During one essay about the BFF book Just as Long as We´re Together, one author writes about how she was essentially "dumped" by her best friend by not being invited to the wedding. She found out about the blessed event after the fact by a mutual friend. OMG!, I thought to myself as I read it, I know exactly how that feels! I found myself nodding along with the authors as they wrote about how their own experiences mirrored those of Blume´s characters, and how they went from Superfudge (I always loved that Peter and Fudge had a dog named Turtle) to Sally J. Freeman to hiding their copies of Forever... in their desks (can´t really relate to that, if I´m totally honest, I didn´t read Forever... until recently.) and finally to her adult fare, Smart Women, Wifey, and the best of the bunch, Summer Sisters.

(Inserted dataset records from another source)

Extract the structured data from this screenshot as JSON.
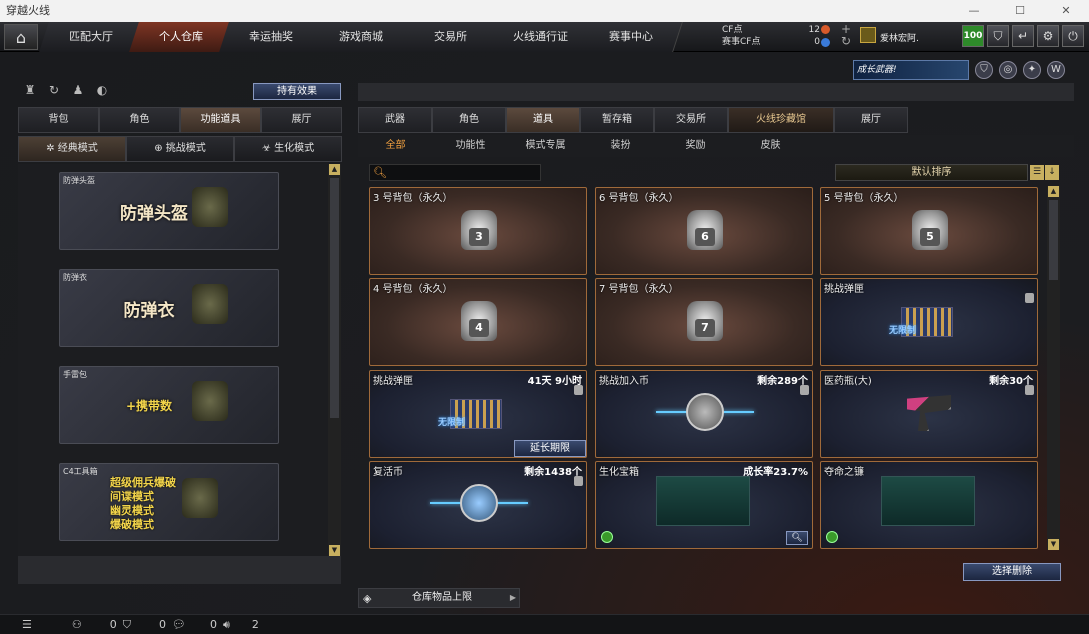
{
  "window": {
    "title": "穿越火线",
    "minimize": "—",
    "maximize": "☐",
    "close": "✕"
  },
  "topnav": {
    "home_icon": "home-icon",
    "tabs": [
      "匹配大厅",
      "个人仓库",
      "幸运抽奖",
      "游戏商城",
      "交易所",
      "火线通行证",
      "赛事中心"
    ],
    "active_tab": "个人仓库",
    "cf_label": "CF点",
    "event_cf_label": "赛事CF点",
    "cf_value": "12",
    "event_cf_value": "0",
    "username": "爱林宏阿.",
    "level_badge": "100",
    "brand_accent": "#7e3524"
  },
  "left": {
    "effect_button": "持有效果",
    "tabs": [
      "背包",
      "角色",
      "功能道具",
      "展厅"
    ],
    "active_tab": "功能道具",
    "modes": [
      "经典模式",
      "挑战模式",
      "生化模式"
    ],
    "active_mode": "经典模式",
    "items": [
      {
        "caption": "防弹头盔",
        "label": "防弹头盔"
      },
      {
        "caption": "防弹衣",
        "label": "防弹衣"
      },
      {
        "caption": "手雷包",
        "label": "+携带数"
      },
      {
        "caption": "C4工具箱",
        "lines": [
          "超级佣兵爆破",
          "间谍模式",
          "幽灵模式",
          "爆破模式"
        ]
      }
    ]
  },
  "right": {
    "growth_badge": "成长武器!",
    "tabs": [
      "武器",
      "角色",
      "道具",
      "暂存箱",
      "交易所",
      "火线珍藏馆",
      "展厅"
    ],
    "active_tab": "道具",
    "subtabs": [
      "全部",
      "功能性",
      "模式专属",
      "装扮",
      "奖励",
      "皮肤"
    ],
    "active_subtab": "全部",
    "search_placeholder": "",
    "sort_label": "默认排序",
    "cards": [
      {
        "name": "3 号背包（永久）",
        "right": "",
        "bag": "3"
      },
      {
        "name": "6 号背包（永久）",
        "right": "",
        "bag": "6"
      },
      {
        "name": "5 号背包（永久）",
        "right": "",
        "bag": "5"
      },
      {
        "name": "4 号背包（永久）",
        "right": "",
        "bag": "4"
      },
      {
        "name": "7 号背包（永久）",
        "right": "",
        "bag": "7"
      },
      {
        "name": "挑战弹匣",
        "right": "",
        "ammo_label": "无限制"
      },
      {
        "name": "挑战弹匣",
        "right": "41天 9小时",
        "ammo_label": "无限制",
        "action": "延长期限"
      },
      {
        "name": "挑战加入币",
        "right": "剩余289个"
      },
      {
        "name": "医药瓶(大)",
        "right": "剩余30个"
      },
      {
        "name": "复活币",
        "right": "剩余1438个"
      },
      {
        "name": "生化宝箱",
        "right": "成长率23.7%"
      },
      {
        "name": "夺命之镰",
        "right": ""
      }
    ],
    "delete_button": "选择删除",
    "storage_label": "仓库物品上限"
  },
  "statusbar": {
    "c1": "0",
    "c2": "0",
    "c3": "0",
    "c4": "2"
  }
}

I remember reading Summer Sisters for the first time when I was 17, and spending Christmas with the family in Arizona (that´s when you know you´ve read something really great. You remember exactly where you were and what you were doing when you read it.) and I remember thinking, this is the same woman who wrote The One in the Middle is the Green Kangaroo?! But despite the intial shock, Summer Sisters is one of the books I´ve read again and again. We all have that friend that we allow to come in and out of our lives, or that friendship that doesn´t really seem to make sense.

If you never read Judy Blume as a kid (and why on earth not?) I wouldn´t bother with this one, you won´t get the references. But if you grew up with Deenie and Margaret and Sally J., you won´t want to miss it.